Sinatra started talking retirement. He was fed up and done. There would
be one more album. Over dinner, he reminded Anka that long ago he had
promised to write a song for him.
So with a dispirited Sinatra ready to cash in his chips very much on
his mind, Anka wrote “My Way,” using the melody to a French song that
he’d bought the rights to. Sinatra released it in 1969 — and Ol’ Blue
Eyes was back.
But Sinatra was older and drinking harder this second go-round on the
world stage. He grew increasingly tense about being publicly linked to
the mob — though he wasn’t closing down private ties, not at all.
Anka relates a tale Rizzo told him of the summer night at the Polo
Lounge in the Beverly Hills Hotel: Things got out of control at Dean
Martin’s birthday party, and a corporate executive came over demanding
they quiet down. The guy ended up in the hospital, though he recovered
and refrained from pressing criminal charges.
“Jilly, never one to rat on any situation, told me only just so much,”
Anka writes. “He said Frank was very upset about it, very concerned that
the guy was going to die, but not concerned enough that he tried to
stop the beating up of the guy by his goons.”
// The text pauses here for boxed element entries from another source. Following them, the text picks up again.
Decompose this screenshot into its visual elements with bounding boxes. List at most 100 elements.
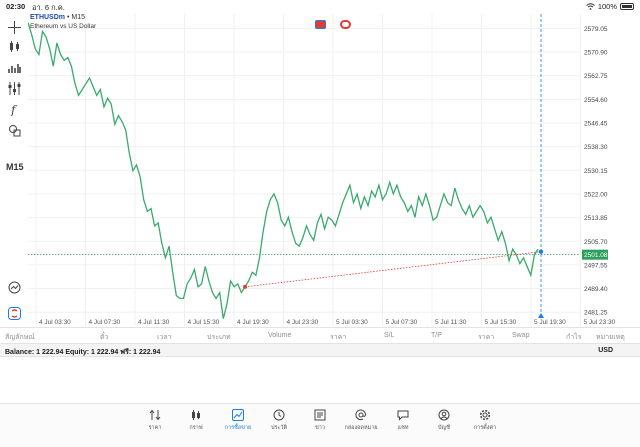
- balance-bar: Balance: 1 222.94 Equity: 1 222.94 ฟรี: …: [0, 343, 640, 357]
- y-tick-label: 2579.05: [584, 26, 608, 33]
- y-tick-label: 2513.85: [584, 215, 608, 222]
- col-comment: หมายเหตุ: [596, 334, 625, 341]
- symbol-timeframe: M15: [71, 14, 85, 21]
- chart-area[interactable]: 4 Jul 03:30 4 Jul 07:30 4 Jul 11:30 4 Jul 1…: [28, 14, 640, 326]
- col-volume: Volume: [268, 332, 292, 339]
- tab-label: ประวัติ: [270, 425, 288, 431]
- x-tick-label: 4 Jul 11:30: [138, 319, 170, 326]
- col-tp: T/P: [431, 332, 442, 339]
- col-time: เวลา: [157, 334, 172, 341]
- settings-sliders-tool[interactable]: [6, 81, 22, 95]
- balance-currency: USD: [598, 347, 613, 354]
- col-price-current: ราคา: [478, 334, 495, 341]
- current-price-tag: [582, 249, 608, 260]
- sliders-icon: [8, 81, 20, 95]
- status-bar: 02:30 อา. 6 ก.ค. 100%: [0, 0, 640, 13]
- shapes-icon: [8, 124, 20, 136]
- news-icon: [314, 409, 326, 421]
- y-tick-label: 2570.90: [584, 50, 608, 57]
- broker-tool[interactable]: [6, 306, 22, 320]
- y-tick-label: 2481.25: [584, 310, 608, 317]
- tab-settings[interactable]: การตั้งค่า: [465, 409, 505, 432]
- tab-account[interactable]: บัญชี: [424, 409, 464, 432]
- col-sl: S/L: [384, 332, 395, 339]
- function-icon: f: [10, 103, 18, 116]
- tab-history[interactable]: ประวัติ: [259, 409, 299, 432]
- tab-label: แชท: [397, 425, 409, 431]
- tab-mailbox[interactable]: กล่องจดหมาย: [341, 409, 381, 432]
- trend-circle-icon: [8, 281, 20, 293]
- crosshair-icon: [7, 20, 21, 34]
- battery-percent: 100%: [597, 2, 617, 11]
- col-price-open: ราคา: [330, 334, 347, 341]
- price-chart[interactable]: 4 Jul 03:30 4 Jul 07:30 4 Jul 11:30 4 Jul 1…: [28, 14, 640, 326]
- y-tick-label: 2562.75: [584, 73, 608, 80]
- x-tick-label: 5 Jul 15:30: [485, 319, 517, 326]
- tab-label: บัญชี: [438, 425, 450, 431]
- depth-of-market-icon[interactable]: [340, 20, 351, 29]
- one-click-trading-icon[interactable]: [315, 20, 326, 29]
- trade-chart-icon: [232, 409, 244, 421]
- tab-label: การตั้งค่า: [473, 425, 497, 431]
- tab-label: ข่าว: [315, 425, 325, 431]
- tab-quotes[interactable]: ราคา: [135, 409, 175, 432]
- chat-icon: [397, 410, 409, 421]
- at-mail-icon: [355, 409, 367, 421]
- tab-label: กราฟ: [189, 425, 203, 431]
- balance-text: Balance: 1 222.94 Equity: 1 222.94 ฟรี: …: [5, 349, 161, 356]
- function-tool[interactable]: f: [6, 102, 22, 116]
- trend-tool[interactable]: [6, 280, 22, 294]
- indicators-tool[interactable]: [6, 60, 22, 74]
- sort-arrows-icon: [149, 409, 161, 421]
- tab-chart[interactable]: กราฟ: [176, 409, 216, 432]
- status-time: 02:30: [6, 2, 26, 11]
- col-ticket: ตั๋ว: [100, 334, 109, 341]
- y-tick-label: 2530.15: [584, 168, 608, 175]
- y-tick-label: 2538.30: [584, 144, 608, 151]
- crosshair-point: [538, 249, 544, 254]
- x-tick-label: 5 Jul 07:30: [386, 319, 418, 326]
- col-type: ประเภท: [207, 334, 231, 341]
- tab-trade[interactable]: การซื้อขาย: [218, 409, 258, 432]
- trade-columns-header: สัญลักษณ์ ตั๋ว เวลา ประเภท Volume ราคา S…: [0, 327, 640, 343]
- crosshair-marker: [538, 313, 544, 318]
- x-tick-label: 4 Jul 15:30: [188, 319, 220, 326]
- candles-icon: [9, 40, 19, 52]
- bottom-tab-bar: ราคา กราฟ การซื้อขาย ประวัติ ข่าว กล่องจ…: [0, 403, 640, 447]
- objects-tool[interactable]: [6, 123, 22, 137]
- x-tick-label: 4 Jul 07:30: [89, 319, 121, 326]
- current-price-label: 2501.08: [584, 252, 608, 259]
- col-profit: กำไร: [566, 334, 582, 341]
- timeframe-button[interactable]: M15: [6, 162, 24, 172]
- broker-logo-icon: [7, 306, 21, 320]
- x-tick-label: 5 Jul 11:30: [435, 319, 467, 326]
- battery-icon: [620, 3, 634, 10]
- y-tick-label: 2505.70: [584, 239, 608, 246]
- tab-news[interactable]: ข่าว: [300, 409, 340, 432]
- svg-text:f: f: [10, 103, 18, 116]
- crosshair-tool[interactable]: [6, 20, 22, 34]
- y-tick-label: 2546.45: [584, 120, 608, 127]
- y-tick-label: 2497.55: [584, 262, 608, 269]
- status-right: 100%: [585, 2, 634, 11]
- account-icon: [438, 409, 450, 421]
- tab-chat[interactable]: แชท: [383, 409, 423, 432]
- clock-history-icon: [273, 409, 285, 421]
- y-tick-label: 2554.60: [584, 97, 608, 104]
- chart-type-tool[interactable]: [6, 39, 22, 53]
- x-tick-label: 5 Jul 19:30: [534, 319, 566, 326]
- symbol-name: ETHUSDm: [30, 14, 66, 21]
- wifi-icon: [585, 3, 595, 10]
- x-tick-label: 5 Jul 03:30: [336, 319, 368, 326]
- col-symbol: สัญลักษณ์: [5, 334, 35, 341]
- y-tick-label: 2489.40: [584, 286, 608, 293]
- trade-open-marker: [243, 284, 248, 289]
- tab-label: ราคา: [148, 425, 162, 431]
- bars-indicator-icon: [7, 63, 21, 73]
- x-tick-label: 4 Jul 23:30: [287, 319, 319, 326]
- chart-toolbar: f M15: [0, 14, 28, 326]
- x-tick-label: 5 Jul 23:30: [584, 319, 616, 326]
- col-swap: Swap: [512, 332, 530, 339]
- price-line: [28, 22, 539, 319]
- trade-connector-line: [244, 251, 542, 288]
Sammy Davis Jr., too, was in a strange place. He became addicted to
porn, obsessed with Linda Lovelace of “Deep Throat” fame to the point
that he got into threesomes with the actress and her husband, Chuck
Traynor, Anka writes.
Davis would tell Anka about his bisexuality. “He would confide these
things to me, how cool it would be to be involved with two women, with
guys,” Anka says.
The show was definitely coming to an end, and the last act was sad. It
got to the point where Anka stopped going to see Sinatra perform since
it was too painful to watch him fumble for lyrics or forget to put on
his wig as he did one night.
“It was a tragic end to a brilliant career,” he writes.
One of the last times they had dinner, Sinatra told him how much he had
wanted to play Marlon Brando’s role in “The Godfather.” Sinatra got
very worked up about it. “He had become a lost soul,” says Anka.